Consider the following reaction :
$$2HSO_4^-(aq) \xrightarrow[(2) Hydrolysis]{(1) Electrolysis \atop } 2HSO_4^- + 2H^+ + A$$
The dihedral angle in product $$A$$ in its solid phase at $$110$$ K is

We need to identify product A from the electrolysis and hydrolysis of bisulfate ions ($$HSO_4^-$$).

The electrolysis of bisulfate ions ($$HSO_4^-$$) produces peroxodisulfuric acid ($$H_2S_2O_8$$), also known as Marshall's acid, according to the reaction: $$2HSO_4^- \xrightarrow{Electrolysis} S_2O_8^{2-} + 2H^+ + 2e^-$$.

Subsequent hydrolysis of the peroxodisulfate ion yields hydrogen peroxide ($$H_2O_2$$): $$S_2O_8^{2-} + 2H_2O \to 2HSO_4^- + H_2O_2$$.

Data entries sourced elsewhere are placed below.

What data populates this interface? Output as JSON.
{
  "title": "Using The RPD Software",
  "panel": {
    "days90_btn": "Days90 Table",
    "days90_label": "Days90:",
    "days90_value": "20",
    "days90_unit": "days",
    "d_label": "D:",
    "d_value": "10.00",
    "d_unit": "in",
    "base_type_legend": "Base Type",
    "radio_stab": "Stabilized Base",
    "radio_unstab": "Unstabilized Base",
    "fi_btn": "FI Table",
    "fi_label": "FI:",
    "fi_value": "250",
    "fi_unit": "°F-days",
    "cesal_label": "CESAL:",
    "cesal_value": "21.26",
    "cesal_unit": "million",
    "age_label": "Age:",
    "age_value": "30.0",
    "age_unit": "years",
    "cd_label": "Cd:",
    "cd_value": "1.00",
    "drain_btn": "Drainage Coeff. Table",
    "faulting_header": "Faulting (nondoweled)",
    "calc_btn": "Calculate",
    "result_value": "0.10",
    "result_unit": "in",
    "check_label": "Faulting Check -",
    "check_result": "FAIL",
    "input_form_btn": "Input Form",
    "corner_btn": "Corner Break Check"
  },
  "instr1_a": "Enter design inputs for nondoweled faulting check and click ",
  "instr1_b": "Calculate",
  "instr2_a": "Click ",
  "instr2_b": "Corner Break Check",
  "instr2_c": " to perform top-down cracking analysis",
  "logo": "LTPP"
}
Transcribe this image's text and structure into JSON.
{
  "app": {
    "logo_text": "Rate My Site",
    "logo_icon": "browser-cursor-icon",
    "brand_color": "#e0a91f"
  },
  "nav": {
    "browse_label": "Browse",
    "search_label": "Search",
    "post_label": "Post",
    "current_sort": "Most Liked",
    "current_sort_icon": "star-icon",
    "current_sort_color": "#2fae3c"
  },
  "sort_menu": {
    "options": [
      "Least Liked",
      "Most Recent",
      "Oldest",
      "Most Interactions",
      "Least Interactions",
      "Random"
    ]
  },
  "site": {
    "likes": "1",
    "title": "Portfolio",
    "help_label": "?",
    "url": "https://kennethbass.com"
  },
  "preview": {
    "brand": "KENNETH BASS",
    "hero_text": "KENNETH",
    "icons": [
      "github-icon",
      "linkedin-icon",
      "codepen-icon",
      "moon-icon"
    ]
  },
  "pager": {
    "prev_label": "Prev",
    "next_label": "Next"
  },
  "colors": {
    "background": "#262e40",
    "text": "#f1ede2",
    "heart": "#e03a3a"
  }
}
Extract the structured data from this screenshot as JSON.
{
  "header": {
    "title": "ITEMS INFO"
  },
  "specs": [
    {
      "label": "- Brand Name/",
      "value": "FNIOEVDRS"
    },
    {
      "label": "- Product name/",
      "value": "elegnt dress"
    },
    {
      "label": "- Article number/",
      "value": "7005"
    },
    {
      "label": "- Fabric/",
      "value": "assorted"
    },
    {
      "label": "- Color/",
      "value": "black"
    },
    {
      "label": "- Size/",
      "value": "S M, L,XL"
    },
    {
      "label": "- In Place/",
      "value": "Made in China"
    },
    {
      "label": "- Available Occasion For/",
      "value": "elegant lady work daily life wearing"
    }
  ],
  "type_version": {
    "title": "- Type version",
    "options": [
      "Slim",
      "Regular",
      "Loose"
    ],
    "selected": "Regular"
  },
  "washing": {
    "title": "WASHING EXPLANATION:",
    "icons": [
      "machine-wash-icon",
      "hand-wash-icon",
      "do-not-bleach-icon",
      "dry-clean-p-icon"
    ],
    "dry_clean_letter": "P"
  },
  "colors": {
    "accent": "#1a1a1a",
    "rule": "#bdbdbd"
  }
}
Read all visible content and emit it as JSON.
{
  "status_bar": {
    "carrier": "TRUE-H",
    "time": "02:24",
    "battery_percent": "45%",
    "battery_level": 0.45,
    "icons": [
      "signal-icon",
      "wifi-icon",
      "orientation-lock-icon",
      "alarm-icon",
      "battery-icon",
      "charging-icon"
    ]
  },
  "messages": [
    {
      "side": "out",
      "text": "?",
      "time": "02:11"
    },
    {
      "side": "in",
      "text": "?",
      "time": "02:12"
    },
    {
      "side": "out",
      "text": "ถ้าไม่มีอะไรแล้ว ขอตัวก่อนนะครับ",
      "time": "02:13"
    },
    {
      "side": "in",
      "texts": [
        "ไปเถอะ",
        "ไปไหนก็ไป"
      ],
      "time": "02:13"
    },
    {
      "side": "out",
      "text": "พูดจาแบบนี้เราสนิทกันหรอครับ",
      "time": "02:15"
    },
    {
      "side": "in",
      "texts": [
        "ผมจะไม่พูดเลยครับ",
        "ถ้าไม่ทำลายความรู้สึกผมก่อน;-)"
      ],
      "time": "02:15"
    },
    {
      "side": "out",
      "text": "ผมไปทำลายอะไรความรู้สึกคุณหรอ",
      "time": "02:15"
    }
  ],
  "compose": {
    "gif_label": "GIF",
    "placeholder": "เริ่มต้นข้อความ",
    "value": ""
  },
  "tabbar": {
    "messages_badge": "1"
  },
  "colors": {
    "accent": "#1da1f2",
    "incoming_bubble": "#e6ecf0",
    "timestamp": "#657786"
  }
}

Combining these steps gives the overall reaction: $$2HSO_4^- \xrightarrow{(1) Electrolysis \atop (2) Hydrolysis} 2HSO_4^- + 2H^+ + H_2O_2$$, which shows that product A is $$H_2O_2$$ (hydrogen peroxide).

Hydrogen peroxide ($$H_2O_2$$) adopts a non-planar, open book-like geometry, and its dihedral angle between the two H-O-O planes varies with phase: it is approximately $$111.5°$$ in the gas phase and about $$90.2°$$ in the solid phase at 110 K.

Since the question specifies the solid phase at 110 K, the dihedral angle is $$90.2°$$. Therefore, the correct answer is Option C: $$90.2°$$.